My second ‘staycation’ week of the year – a few days at home when I’ve been able to concentrate on my writing. Not wall-to-wall feverish activity but a few hours per day during which I’ve begun to feel like a ‘proper’ writer.
How so? Not having ever studied creative writing I’ve hereunto (wow the spell-checker let that go) just sort of…written. I’ve started, ploughed on, and ended when the story was done. When people (not all) have said nice things about my books it’s been slightly bemusing.
I’m certain that if I paid attention to certain people, e.g. fellow blogger-writers then maybe I could improve. And just in the last few days I’ve sat up and taken notice of three particular pieces of writing advice.
- Notes from the League of Utah Writers’ Conference by the excellent Jae of the blog Lit and Scribbles on the essential elements of a story.
- An essay by Sureasmel on the art of dialogue.
- For those that bring their work to a conclusion, invaluable notes on the querying process by Aubrey Cann – thanks to the wonderful Julie Israel for bringing this one to my attention.
So what’s changed for me?
- For better or worse I’ve ‘parked’ my human trafficking story at about 25,000 words. I can’t move it on and will need to revisit it in due course. A major rethink necessary.

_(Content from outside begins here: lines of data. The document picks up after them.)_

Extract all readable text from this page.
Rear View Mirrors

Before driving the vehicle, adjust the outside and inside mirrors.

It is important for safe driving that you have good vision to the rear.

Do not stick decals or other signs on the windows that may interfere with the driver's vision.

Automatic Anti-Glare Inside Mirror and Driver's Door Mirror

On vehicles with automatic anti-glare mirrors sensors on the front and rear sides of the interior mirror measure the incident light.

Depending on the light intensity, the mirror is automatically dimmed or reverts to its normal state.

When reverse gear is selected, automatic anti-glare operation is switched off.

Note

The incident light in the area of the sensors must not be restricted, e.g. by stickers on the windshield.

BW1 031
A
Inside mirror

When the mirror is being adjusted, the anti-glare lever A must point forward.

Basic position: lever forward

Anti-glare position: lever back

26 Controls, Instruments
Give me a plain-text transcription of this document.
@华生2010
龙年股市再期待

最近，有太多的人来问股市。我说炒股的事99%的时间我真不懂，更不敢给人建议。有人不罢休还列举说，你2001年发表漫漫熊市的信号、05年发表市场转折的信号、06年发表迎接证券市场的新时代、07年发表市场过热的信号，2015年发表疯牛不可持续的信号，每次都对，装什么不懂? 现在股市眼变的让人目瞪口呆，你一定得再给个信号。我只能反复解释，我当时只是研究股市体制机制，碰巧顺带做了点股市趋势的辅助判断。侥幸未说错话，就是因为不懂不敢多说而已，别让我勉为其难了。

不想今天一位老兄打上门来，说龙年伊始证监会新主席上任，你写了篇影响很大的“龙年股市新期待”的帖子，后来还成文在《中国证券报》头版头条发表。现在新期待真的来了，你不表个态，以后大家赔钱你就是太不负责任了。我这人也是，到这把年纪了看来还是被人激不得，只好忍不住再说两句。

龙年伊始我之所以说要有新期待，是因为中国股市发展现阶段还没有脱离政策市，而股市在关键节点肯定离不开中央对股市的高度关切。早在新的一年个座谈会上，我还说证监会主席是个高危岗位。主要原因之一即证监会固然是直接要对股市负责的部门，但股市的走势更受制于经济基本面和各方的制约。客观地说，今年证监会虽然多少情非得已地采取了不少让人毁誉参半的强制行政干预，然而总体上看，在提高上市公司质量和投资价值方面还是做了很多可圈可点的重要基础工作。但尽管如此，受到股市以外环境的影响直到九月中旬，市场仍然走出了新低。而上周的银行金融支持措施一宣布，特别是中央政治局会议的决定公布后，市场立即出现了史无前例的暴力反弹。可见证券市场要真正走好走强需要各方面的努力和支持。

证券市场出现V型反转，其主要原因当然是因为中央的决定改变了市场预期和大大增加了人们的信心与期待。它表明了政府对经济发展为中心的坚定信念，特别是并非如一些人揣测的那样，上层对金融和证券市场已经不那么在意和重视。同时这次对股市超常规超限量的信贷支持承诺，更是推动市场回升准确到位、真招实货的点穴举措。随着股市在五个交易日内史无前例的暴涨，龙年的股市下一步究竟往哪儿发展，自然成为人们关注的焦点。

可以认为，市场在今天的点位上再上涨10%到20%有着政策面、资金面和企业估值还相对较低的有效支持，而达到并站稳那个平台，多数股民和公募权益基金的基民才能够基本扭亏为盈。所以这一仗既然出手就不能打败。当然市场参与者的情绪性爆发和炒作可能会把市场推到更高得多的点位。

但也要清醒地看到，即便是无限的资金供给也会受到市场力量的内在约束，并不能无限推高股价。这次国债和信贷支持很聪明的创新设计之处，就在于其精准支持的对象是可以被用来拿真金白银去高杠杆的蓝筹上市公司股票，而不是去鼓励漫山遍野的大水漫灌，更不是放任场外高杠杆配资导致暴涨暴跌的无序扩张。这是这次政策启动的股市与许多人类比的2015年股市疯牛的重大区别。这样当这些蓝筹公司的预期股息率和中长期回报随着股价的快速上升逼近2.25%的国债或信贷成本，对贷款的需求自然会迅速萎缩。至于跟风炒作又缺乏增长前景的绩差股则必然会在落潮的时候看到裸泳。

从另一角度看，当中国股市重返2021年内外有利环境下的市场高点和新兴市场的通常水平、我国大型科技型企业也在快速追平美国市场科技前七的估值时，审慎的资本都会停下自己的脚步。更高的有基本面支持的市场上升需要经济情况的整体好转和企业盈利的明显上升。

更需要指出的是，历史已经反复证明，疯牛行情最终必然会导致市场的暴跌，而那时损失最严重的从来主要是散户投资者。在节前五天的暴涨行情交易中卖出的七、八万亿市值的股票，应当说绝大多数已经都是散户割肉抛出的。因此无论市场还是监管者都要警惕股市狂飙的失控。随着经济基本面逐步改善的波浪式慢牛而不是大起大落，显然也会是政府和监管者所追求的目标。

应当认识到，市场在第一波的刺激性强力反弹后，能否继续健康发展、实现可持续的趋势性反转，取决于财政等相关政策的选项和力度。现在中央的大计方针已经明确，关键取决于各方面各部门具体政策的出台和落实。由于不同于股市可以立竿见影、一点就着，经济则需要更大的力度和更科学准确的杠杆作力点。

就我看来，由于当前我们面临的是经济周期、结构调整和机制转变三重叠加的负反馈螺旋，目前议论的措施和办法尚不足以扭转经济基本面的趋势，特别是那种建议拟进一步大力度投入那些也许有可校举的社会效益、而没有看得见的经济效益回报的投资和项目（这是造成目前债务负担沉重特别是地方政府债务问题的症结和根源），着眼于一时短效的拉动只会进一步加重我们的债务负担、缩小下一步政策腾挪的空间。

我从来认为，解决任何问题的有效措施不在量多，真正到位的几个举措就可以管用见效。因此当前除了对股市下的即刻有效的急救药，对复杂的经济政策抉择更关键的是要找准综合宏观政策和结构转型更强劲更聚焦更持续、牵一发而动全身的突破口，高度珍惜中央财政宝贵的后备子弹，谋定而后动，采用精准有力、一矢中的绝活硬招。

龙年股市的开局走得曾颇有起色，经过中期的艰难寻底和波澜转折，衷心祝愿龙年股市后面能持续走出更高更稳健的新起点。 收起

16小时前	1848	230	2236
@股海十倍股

- I’m tearing with glad heart into a novel based in Ireland. Once more this is more than a little historical, following a germ of an idea from the terrific author Dianne Gray who is – in real life – renovating an old building that I fancy, with its busy history, holds memories within its walls.
- For the first time I’m sprinkling a bit of faerie dust, whimsy and Celtic legend into the novel. It’s been a revelation to me how this can unlock so many more possibilities. At the same time I want it to remain plausible and believable. I wonder can I? Again the aforementioned Ms Gray regularly succeeds in doing so.
- I’m writing the first draft by hand. Time will tell if, as some say, the creativity flows better.
- The thing is all over the place! I’m having a ball writing scenes and chapters, often out of sequence. My aim is to get the roughest of drafts done then go back to square one and rewrite it all, but having regard to all of the good advice I’m reading during the process. This is a real change for me. I’ve always been a one-time writer with few major alterations from the first attempt.
- I have roughed out a timetable and aim to have this one out there by the end of next May. Maybe just e-book format this time, but, just possibly, I’ll look for an agent.
Meanwhile I’m looking forward to reading the works of some of my fellow blogger-writers, many of whom also have WIPs at advanced stages.